Saturday 17 May 2008

The Scapegoat (1959)

Here's one I couldn't pass up: a film reuniting Alec Guinness, at the heart of his acclaim, two years after his Oscar for The Bridge on the River Kwai and right in between Our Man in Havana and Tunes of Glory, with writer and director Robert Hamer, for whom he had appeared no less than eight times in probably the driest and most delicious black comedy ever made, Kind Hearts and Coronets. He's only in a dual role here, as a depressed English professor called John Barratt who travels to France to find some purpose in a seemingly empty life, and as Jacques De Gue, a French count who has too much of everything including a wife he doesn't want.

Our story, based on a novel by Daphne du Maurier, author of a famous trio of novels that became Hitchcock films (Jamaica Inn, Rebecca and The Birds), has to do with the one taking advantage of the other. De Gue sees a way out of his mess by swapping places with Barratt, setting him up as a schizophrenic and promptly plotting the death of his wife, to naturally blame on his conveniently schizophrenic double. Beyond Guinness (both of him), Hamer and Du Maurier, there's another major name here: Bette Davis, sharing the screen with Guinness for the only time.

She's not playing his wife, even though she was only three days shy of six years older than him.
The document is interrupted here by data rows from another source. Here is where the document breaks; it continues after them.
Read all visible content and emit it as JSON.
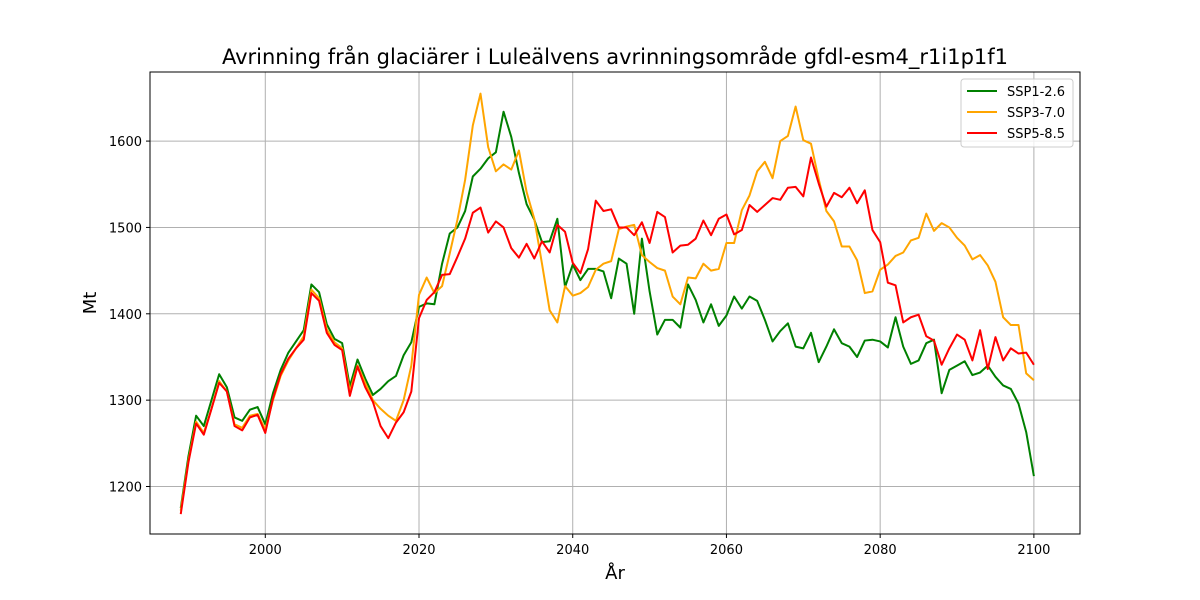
{
  "chart_data": {
    "type": "line",
    "title": "Avrinning från glaciärer i Luleälvens avrinningsområde gfdl-esm4_r1i1p1f1",
    "xlabel": "År",
    "ylabel": "Mt",
    "xlim": [
      1985,
      2106
    ],
    "ylim": [
      1145,
      1680
    ],
    "xticks": [
      2000,
      2020,
      2040,
      2060,
      2080,
      2100
    ],
    "yticks": [
      1200,
      1300,
      1400,
      1500,
      1600
    ],
    "grid": true,
    "legend_position": "top-right",
    "x": [
      1989,
      1990,
      1991,
      1992,
      1993,
      1994,
      1995,
      1996,
      1997,
      1998,
      1999,
      2000,
      2001,
      2002,
      2003,
      2004,
      2005,
      2006,
      2007,
      2008,
      2009,
      2010,
      2011,
      2012,
      2013,
      2014,
      2015,
      2016,
      2017,
      2018,
      2019,
      2020,
      2021,
      2022,
      2023,
      2024,
      2025,
      2026,
      2027,
      2028,
      2029,
      2030,
      2031,
      2032,
      2033,
      2034,
      2035,
      2036,
      2037,
      2038,
      2039,
      2040,
      2041,
      2042,
      2043,
      2044,
      2045,
      2046,
      2047,
      2048,
      2049,
      2050,
      2051,
      2052,
      2053,
      2054,
      2055,
      2056,
      2057,
      2058,
      2059,
      2060,
      2061,
      2062,
      2063,
      2064,
      2065,
      2066,
      2067,
      2068,
      2069,
      2070,
      2071,
      2072,
      2073,
      2074,
      2075,
      2076,
      2077,
      2078,
      2079,
      2080,
      2081,
      2082,
      2083,
      2084,
      2085,
      2086,
      2087,
      2088,
      2089,
      2090,
      2091,
      2092,
      2093,
      2094,
      2095,
      2096,
      2097,
      2098,
      2099,
      2100
    ],
    "series": [
      {
        "name": "SSP1-2.6",
        "color": "#008000",
        "values": [
          1175,
          1235,
          1282,
          1270,
          1300,
          1330,
          1315,
          1280,
          1276,
          1289,
          1292,
          1272,
          1308,
          1335,
          1355,
          1368,
          1381,
          1434,
          1425,
          1388,
          1371,
          1366,
          1316,
          1347,
          1325,
          1306,
          1313,
          1322,
          1328,
          1352,
          1367,
          1408,
          1412,
          1411,
          1458,
          1493,
          1500,
          1519,
          1559,
          1568,
          1580,
          1587,
          1634,
          1605,
          1563,
          1527,
          1509,
          1483,
          1484,
          1510,
          1431,
          1457,
          1439,
          1452,
          1452,
          1449,
          1418,
          1464,
          1458,
          1400,
          1487,
          1426,
          1376,
          1393,
          1393,
          1384,
          1434,
          1416,
          1390,
          1411,
          1386,
          1398,
          1420,
          1406,
          1420,
          1415,
          1393,
          1368,
          1380,
          1389,
          1362,
          1360,
          1378,
          1344,
          1362,
          1382,
          1366,
          1362,
          1350,
          1369,
          1370,
          1368,
          1361,
          1396,
          1362,
          1342,
          1346,
          1366,
          1370,
          1308,
          1335,
          1340,
          1345,
          1329,
          1332,
          1340,
          1327,
          1317,
          1313,
          1296,
          1263,
          1212
        ]
      },
      {
        "name": "SSP3-7.0",
        "color": "#ffa500",
        "values": [
          1172,
          1230,
          1275,
          1262,
          1290,
          1322,
          1310,
          1272,
          1268,
          1282,
          1284,
          1266,
          1300,
          1328,
          1346,
          1360,
          1374,
          1428,
          1418,
          1382,
          1367,
          1360,
          1310,
          1340,
          1320,
          1300,
          1290,
          1282,
          1276,
          1300,
          1340,
          1422,
          1442,
          1424,
          1432,
          1470,
          1509,
          1555,
          1618,
          1655,
          1593,
          1565,
          1573,
          1567,
          1589,
          1541,
          1510,
          1458,
          1404,
          1390,
          1432,
          1421,
          1424,
          1431,
          1451,
          1458,
          1461,
          1498,
          1501,
          1503,
          1468,
          1460,
          1453,
          1450,
          1420,
          1411,
          1442,
          1441,
          1458,
          1450,
          1452,
          1482,
          1482,
          1520,
          1537,
          1565,
          1576,
          1557,
          1600,
          1606,
          1640,
          1601,
          1597,
          1556,
          1519,
          1507,
          1478,
          1478,
          1462,
          1424,
          1426,
          1451,
          1457,
          1467,
          1471,
          1485,
          1488,
          1516,
          1496,
          1505,
          1500,
          1488,
          1479,
          1463,
          1468,
          1456,
          1437,
          1396,
          1387,
          1387,
          1331,
          1323
        ]
      },
      {
        "name": "SSP5-8.5",
        "color": "#ff0000",
        "values": [
          1168,
          1228,
          1273,
          1260,
          1290,
          1320,
          1310,
          1270,
          1265,
          1280,
          1283,
          1262,
          1302,
          1330,
          1348,
          1360,
          1370,
          1424,
          1415,
          1378,
          1364,
          1358,
          1305,
          1339,
          1315,
          1298,
          1270,
          1256,
          1274,
          1286,
          1310,
          1395,
          1416,
          1425,
          1445,
          1446,
          1466,
          1487,
          1517,
          1523,
          1494,
          1507,
          1500,
          1476,
          1465,
          1481,
          1464,
          1484,
          1471,
          1503,
          1495,
          1459,
          1447,
          1475,
          1531,
          1519,
          1521,
          1500,
          1500,
          1491,
          1506,
          1482,
          1518,
          1512,
          1471,
          1479,
          1480,
          1487,
          1508,
          1491,
          1510,
          1515,
          1492,
          1497,
          1526,
          1518,
          1526,
          1534,
          1532,
          1546,
          1547,
          1536,
          1581,
          1551,
          1524,
          1540,
          1535,
          1546,
          1528,
          1543,
          1497,
          1483,
          1436,
          1433,
          1390,
          1396,
          1399,
          1374,
          1369,
          1341,
          1360,
          1376,
          1370,
          1346,
          1381,
          1336,
          1373,
          1346,
          1360,
          1354,
          1355,
          1341
        ]
      }
    ]
  }
}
She takes a far more memorable role that she plays with relish, that of his bedridden morphine-addicted mother, the Countess. While Guinness was riding high in 1959 she was not far from the end of her long dry spell, that pretty much lasted a decade and a half with that one very notable exception of All About Eve, which one day I'll finally be able to see. Other names include Pamela Brown, director Michael Powell's wife; Geoffrey Keen, the Minister of Defence in quite a few Bond films; and Peter Bull, the Russian ambassador from Dr Strangelove. There's Peter Sallis long before Last of the Summer Wine. And off screen there's Gore Vidal adapting Daphne du Maurier's novel and du Maurier herself as a producer.

Spelling the word 'marriage' wrong is hardly an important thing when put up against the depth of Daphne du Maurier's story and of Alec Guinness's dual portrayal. Not to denigrate his huge skill, but in Kind Hearts and Coronets he had various tools of the trade to assist him in forging recognisably different characters: make up, screen time and even, in one instance, drag. Here he has nothing to help him except his talent, which is more than up to the job. He has to play two characters who look exactly alike but who are otherwise completely different. Merely through mannerisms, his tone of voice and the way he combs his hair, he does everything that's needed to utterly distinguish them, making it seem such a simple task that anyone could do it. Quite patently, they couldn't. The way the scenes with the two characters together is filmed is equally admirable.

The story is tight and well shot. However it does pay a lot more attention to details and subtleties than most modern viewers would appreciate. Beyond their merely not liking a film without the requisite level of explosions and CGI, it would probably send them to sleep. I adore details and subtleties and am quite happy with films free of explosions and CGI but it ran slow for me too. Perhaps that was partly late night viewing and the fact that I ended up watching it in two halves with a few days in between, but it didn't engage quite as much as I would have hoped given Kind Hearts and Coronets as a predecessor. However it's still a clever and fascinating film.